The court will try to give effect, to the wishes of the settlor so as they are comfortable to the changed conditions and circumstances, but its primary concern and foremost duty is to take into consideration the interest of the general public for whose benefit the Wakf is created.

And, if the court deems it necessary, it may vary or alter any rules of management which it considers to be neither practicable nor in the best interest of the wakf. This applies to appointment of mutawallis, as well.

In all those cases where the founder has not appointed a mutawalli or his appointment cannot be given effect to, then the court has the power of appointing mutawalli.
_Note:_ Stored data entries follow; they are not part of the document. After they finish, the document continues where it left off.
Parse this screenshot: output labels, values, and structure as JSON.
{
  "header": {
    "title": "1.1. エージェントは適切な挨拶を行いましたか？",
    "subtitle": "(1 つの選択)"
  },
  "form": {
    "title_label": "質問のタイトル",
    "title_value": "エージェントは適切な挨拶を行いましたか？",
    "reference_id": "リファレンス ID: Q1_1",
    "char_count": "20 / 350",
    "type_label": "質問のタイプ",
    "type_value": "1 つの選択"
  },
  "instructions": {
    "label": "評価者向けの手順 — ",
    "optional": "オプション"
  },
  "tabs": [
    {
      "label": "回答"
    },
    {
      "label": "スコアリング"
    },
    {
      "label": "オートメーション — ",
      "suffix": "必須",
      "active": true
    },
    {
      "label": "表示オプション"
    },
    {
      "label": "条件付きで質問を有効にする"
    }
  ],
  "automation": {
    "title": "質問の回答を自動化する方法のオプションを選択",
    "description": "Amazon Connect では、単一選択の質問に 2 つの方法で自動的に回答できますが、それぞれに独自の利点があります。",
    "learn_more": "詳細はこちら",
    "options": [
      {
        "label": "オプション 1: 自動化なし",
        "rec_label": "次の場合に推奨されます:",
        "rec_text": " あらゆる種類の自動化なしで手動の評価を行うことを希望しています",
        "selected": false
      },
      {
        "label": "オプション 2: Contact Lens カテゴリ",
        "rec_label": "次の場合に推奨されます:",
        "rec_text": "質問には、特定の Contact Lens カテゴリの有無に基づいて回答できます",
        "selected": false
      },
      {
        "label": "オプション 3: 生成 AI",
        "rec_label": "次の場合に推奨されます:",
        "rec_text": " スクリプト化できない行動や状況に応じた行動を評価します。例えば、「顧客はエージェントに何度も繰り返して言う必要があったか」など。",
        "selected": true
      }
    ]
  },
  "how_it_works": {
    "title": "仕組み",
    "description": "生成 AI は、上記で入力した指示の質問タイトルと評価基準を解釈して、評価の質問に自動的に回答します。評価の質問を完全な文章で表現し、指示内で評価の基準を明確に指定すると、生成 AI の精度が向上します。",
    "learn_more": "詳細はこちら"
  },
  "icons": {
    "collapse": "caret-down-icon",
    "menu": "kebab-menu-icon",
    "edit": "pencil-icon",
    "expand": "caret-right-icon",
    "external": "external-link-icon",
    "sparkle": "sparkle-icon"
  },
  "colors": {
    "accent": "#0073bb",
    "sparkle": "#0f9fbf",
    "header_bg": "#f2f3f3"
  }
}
When the court appoints a mutawalli, it will take into consideration: (a) the direction, if any, given by the founder (the court has the discretion to disregard any direction of the wakif if it feels that to do so will be to the manifest advantage of the wakf); (b) if there is any member of the founder’s family who is qualified and available (but if no qualified member of the founder’s family is available, then a stranger may be appointed); and (c) among the relations of the settlor who are available for appointment, the court will appoint the most appropriate person irrespective of the nearness of kin to the settlor (when the choice is between lineal descendant and remoter relations, the court is not bound to appoint the former).

Where there are more than one mutawalli, and one of them dies, resigns or is removed, then the court has power to fill in the vacancy by making an appointment. In such a case it is not necessary to file a regular suit under S. 92, C.P.C. It can be done by an application to the court. However, before making the appointment the court should issue notices to all persons who are interested in the appointment.

The power of appointment of mutawalli is vested in the District Court.

Appointment by Congregation:

Where a Wakf is a purely local wakf, such as a graveyard or a mosque, then the appointment of mutawalli may be made by the congregation of the locality.